JWs Outlawed in Russia

by minimus 55 Replies latest jw friends

  • minimus

    What a dumb question

  • Room 215
    Room 215

    While I oppose any government's ban on relgious freedom, I must say that Moscow's contention that JWs are "extremists" is not without merit. (Imagine a Russian prosecutor in court entering into evidence the 2016 convention videos of little Sergei the voilin prodigy being pressured by his dad into refusing a scholariship to a prestigious conservatory, or the JW mom that refuses to answer her disfellowshipped daughther's phone call...how would that play to a jury?)

  • _Morpheus

    Its a simple question of individual choice and liberty. Its never cause for celebration when a government infringes on such, even when its for a cause you like. Tomorrow they infringe on you.

  • minimus

    Morph u r 100% correct

  • Cadellin

    I don't agree with JW teaching but freedom of religion and belief is a fundamental human right. The Russian government's accusations are fueled by the Russian Orthodox Church's hatred of Witnesses. Russia is increasingly returning to the days of totalitarianism and oppression. Banning non-conformist, minority or unpopular religions is just one symptom--it is doing other unsavory things as well, such as squelching a free media.
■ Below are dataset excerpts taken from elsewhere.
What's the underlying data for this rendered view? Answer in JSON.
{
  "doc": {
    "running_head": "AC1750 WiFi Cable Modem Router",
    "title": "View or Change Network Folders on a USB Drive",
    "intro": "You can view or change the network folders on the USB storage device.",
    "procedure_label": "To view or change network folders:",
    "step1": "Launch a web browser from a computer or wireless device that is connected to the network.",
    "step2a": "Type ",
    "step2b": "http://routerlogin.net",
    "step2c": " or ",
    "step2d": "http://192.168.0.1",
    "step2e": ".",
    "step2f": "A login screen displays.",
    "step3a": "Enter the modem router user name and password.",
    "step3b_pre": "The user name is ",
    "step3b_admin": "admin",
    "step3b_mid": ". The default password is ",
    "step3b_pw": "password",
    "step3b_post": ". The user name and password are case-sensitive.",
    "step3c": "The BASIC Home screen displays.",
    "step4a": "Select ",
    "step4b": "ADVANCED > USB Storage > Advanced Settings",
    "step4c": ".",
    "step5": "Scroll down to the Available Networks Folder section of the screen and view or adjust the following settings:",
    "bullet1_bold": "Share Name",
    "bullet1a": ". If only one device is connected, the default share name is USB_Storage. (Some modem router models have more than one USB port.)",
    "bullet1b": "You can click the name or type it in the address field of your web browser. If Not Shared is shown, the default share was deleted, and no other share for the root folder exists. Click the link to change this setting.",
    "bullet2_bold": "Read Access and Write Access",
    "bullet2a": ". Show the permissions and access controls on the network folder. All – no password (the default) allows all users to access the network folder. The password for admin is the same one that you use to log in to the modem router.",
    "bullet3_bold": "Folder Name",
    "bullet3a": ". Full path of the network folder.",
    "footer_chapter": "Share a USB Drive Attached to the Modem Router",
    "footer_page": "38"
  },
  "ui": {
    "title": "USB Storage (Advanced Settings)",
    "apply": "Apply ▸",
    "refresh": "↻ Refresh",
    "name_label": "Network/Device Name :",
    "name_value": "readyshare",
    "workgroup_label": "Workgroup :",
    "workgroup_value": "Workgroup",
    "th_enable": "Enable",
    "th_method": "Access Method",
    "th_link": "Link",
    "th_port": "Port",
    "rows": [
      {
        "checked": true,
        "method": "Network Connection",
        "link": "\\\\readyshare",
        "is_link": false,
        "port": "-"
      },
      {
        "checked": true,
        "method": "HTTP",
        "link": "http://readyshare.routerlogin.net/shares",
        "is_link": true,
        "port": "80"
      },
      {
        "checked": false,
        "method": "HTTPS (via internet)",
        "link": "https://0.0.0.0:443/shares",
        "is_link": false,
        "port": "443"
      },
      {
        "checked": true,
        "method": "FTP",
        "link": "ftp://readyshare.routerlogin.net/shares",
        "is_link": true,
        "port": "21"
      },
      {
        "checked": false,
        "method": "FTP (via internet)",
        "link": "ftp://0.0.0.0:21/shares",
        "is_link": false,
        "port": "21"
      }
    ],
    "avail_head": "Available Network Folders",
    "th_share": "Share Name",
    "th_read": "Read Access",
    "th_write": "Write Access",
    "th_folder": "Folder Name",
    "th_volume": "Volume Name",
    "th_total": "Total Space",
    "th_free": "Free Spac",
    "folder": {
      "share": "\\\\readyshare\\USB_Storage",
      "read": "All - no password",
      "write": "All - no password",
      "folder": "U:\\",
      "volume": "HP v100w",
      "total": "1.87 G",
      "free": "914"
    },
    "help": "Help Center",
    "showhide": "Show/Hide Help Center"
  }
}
For anyone who cares about human rights, this is not a cause for rejoicing. Do you really think Putin will stop at JWs? Oppression of one minority usually means oppression of other minorities is soon to follow (if it has not already).

  • TD

    I may be wrong on this, (And if I am, somebody please correct me...) but to my knowledge neither the Catholic Church nor The Church Of Jesus Christ of Latter Day Saints deliberately tramples upon the basic human rights of their members.

    They do not forbid medical treatments that have become standard protocol. They do not violate medical autonomy by stepping in and making specific rulings about the permissibility of experimental treatments for individuals. They do not require their members to break confidentiality law and/or professional medical ethics. They do not deny their members the right to an impartial record of disciplinary proceedings. They do not practice a form of shunning straight out of the Middle Ages. They do not refuse to allow members to leave, discontinue or change their religious beliefs with dignity. They do not refuse to cooperate with government inquiries on child abuse. They do not go before the ECHR and deliberately lie so that they can continue these practices.

    People can call this stuff "religious freedom" if they want, but the liberal, "anything goes" view of religion we hold here in the U.S., where even The Church of Euthanasia has a right to exist is not universal.

  • VIII

    My family sent me the letters they sent to Russian officials begging them not to ban the JWs. They also sent me emails telling me this was proof of the Great Tribulation. This just feeds into their belief that the end is near and the "System is Ending". Those words get used a lot in conversations...Ugh.

    This will make their paranoia worse.

  • _Morpheus

    Td, thats where i have to break with you. Jw’s dont “forbid” anything, nor do they have the authority to forbid. They have no power their membership dosent willingly grant. Your free to leave anytime. Your family and friends dont have shun you, its a choice they make. I realize this is an unpopular opinion but we all have choices even if those choices are influenced by a high control religious group.

  • Vidiot
    Morpheus - "...JWs dont 'forbid' anything..."

    You're right.

    The Watchtower Society forbids things.

  • TD

    You raise an interesting question Morpheus and I think the answer lies in the distinction between freedom of choice and the ability to freely exercise it.

    To borrow a scenario from The Godfather, if someone were to hand you a blank check and tell you, "In ten seconds either your signature will be on that check or your brains will be on the check" have they taken away your freedom of choice?

    I would argue that freedom of choice in the absolute sense is an abstract that's virtually impossible to take away from anyone. What actually gets taken away is the ability to freely exercise it.

    So when you say that JW's don't forbid anything; that they don't have the authority to forbid and that it ultimately comes down to freedom of choice, I don't disagree, but I don't think that's quite the issue.

    The issue is whether a church may attach adverse consequences to choices that are considered to be basic human rights and still be recognized as a church.

    This is what the JW's, in the amicable settlement mediated by the ECHR, agreed to do in order to be recognized as a church in Bulgaria

    "The applicant undertook with regard to its stance on blood transfusions to draft a statement for inclusion in its statute providing that members should have free choice in the matter for themselves and their children without any control or sanction on the part of the association." (Information Note No. 148 on the 276th Session of the European Commission of Human Rights -- Section B II)

    We both know that didn't happen.

    The JW's chose to trample upon basic human rights as recognized by the ECHR and now they're crying like stuck pigs when a country that doesn't particularly like religion to begin with bans them.